The GCSE my DS is doing is 60% practical (ie sports - each one to a mark out of 10) - if she is naturally good at sport (which it sounds like she is and she does team sports so I would guess is a team player) then getting 10's for that shouldn't be too tricky. There is 40% theory. The theory is fairly challenging, but not too difficult for most students if they knuckle down and focus/revise. Yes DS, I'm looking at yougrin

And I know from friends that schools try all sorts of sports for students who are not particularly sporty, like rock-climbing, till they find one that they can get decent marks on. It sounds like your DD won't need to worry about that, if the teacher is grading her wrongly ATM.

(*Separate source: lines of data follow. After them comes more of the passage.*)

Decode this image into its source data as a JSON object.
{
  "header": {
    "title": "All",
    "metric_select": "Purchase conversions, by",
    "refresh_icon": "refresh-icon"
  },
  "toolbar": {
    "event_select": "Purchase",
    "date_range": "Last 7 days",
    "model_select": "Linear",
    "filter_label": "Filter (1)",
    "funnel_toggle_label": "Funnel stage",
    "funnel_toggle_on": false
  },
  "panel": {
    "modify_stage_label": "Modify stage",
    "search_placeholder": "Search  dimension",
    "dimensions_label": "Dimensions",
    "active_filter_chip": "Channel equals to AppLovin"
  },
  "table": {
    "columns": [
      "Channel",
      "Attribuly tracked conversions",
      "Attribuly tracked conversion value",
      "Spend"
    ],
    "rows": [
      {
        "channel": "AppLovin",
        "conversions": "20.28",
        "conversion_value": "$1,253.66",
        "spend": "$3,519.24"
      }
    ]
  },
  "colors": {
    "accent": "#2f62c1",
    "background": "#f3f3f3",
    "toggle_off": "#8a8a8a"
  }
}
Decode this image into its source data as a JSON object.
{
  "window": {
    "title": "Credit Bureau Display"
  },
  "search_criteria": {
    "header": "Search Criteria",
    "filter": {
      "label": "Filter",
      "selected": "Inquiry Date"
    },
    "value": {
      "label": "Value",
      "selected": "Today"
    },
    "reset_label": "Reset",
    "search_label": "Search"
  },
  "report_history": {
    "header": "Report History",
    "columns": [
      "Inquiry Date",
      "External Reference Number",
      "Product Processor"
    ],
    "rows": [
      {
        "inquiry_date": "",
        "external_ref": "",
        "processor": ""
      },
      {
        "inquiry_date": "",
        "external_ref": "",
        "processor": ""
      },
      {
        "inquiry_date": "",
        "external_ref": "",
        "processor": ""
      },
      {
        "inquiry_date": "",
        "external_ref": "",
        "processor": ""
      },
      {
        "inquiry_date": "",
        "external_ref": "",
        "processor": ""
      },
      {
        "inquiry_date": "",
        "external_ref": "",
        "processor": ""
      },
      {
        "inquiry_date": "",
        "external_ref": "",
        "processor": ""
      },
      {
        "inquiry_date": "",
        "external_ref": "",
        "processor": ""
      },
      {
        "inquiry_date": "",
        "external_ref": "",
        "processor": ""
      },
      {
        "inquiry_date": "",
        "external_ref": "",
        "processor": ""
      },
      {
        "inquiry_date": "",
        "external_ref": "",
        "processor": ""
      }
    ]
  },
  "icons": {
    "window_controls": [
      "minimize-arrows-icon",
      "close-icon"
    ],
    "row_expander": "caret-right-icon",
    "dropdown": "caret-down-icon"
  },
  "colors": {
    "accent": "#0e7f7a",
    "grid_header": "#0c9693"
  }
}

DangerousMouse Tue 22-Mar-16 20:54:02

The PE teacher said it to me at parents evening.. Its crazy they have to think about options in year 7, they chose them in mid year 8 to start at the beginning of year 9, but the teachers are already talking about it and getting the kids to think about it.
I think I may have to fight of ruer to be able to do GCSE PE, but I will as she more than able and really wants to take it.
She knows it is the mechanical side of PE, thats what she is most excited about learning and she is able in that area too (she's in top set for every subject)
I don't hunk her PE teacher does know what she's doing, my DD says she is very negative towards her, I think she may have taken a dislike.. Hopefully she'll get a new teacher in September.

DangerousMouse Tue 22-Mar-16 20:55:16

wow bad auto corrects going on there!

DontDeadOpenInside Tue 22-Mar-16 21:08:30

I think they're being unfair to your dd.

bigTillyMint Tue 22-Mar-16 21:16:33

What a shame she has a negative teacher. Glad she's not letting them put her off.

Coconutty Tue 22-Mar-16 22:09:57

Message withdrawn at poster's request.

Quiero Tue 22-Mar-16 22:36:15

There's no way one teacher will have enough say to disallow her taking the subject. Leave it for now and if there's an issue when the time comes, they won't have a leg to stand on. She's academically able and good at sport...there's nothing a negative teacher can do to get past those facts.

DangerousMouse Wed 23-Mar-16 08:31:40

Thank you, thats really reassuring. I'm gonna let it go for now, encourage her to do her best and see how the land lies when the time comes.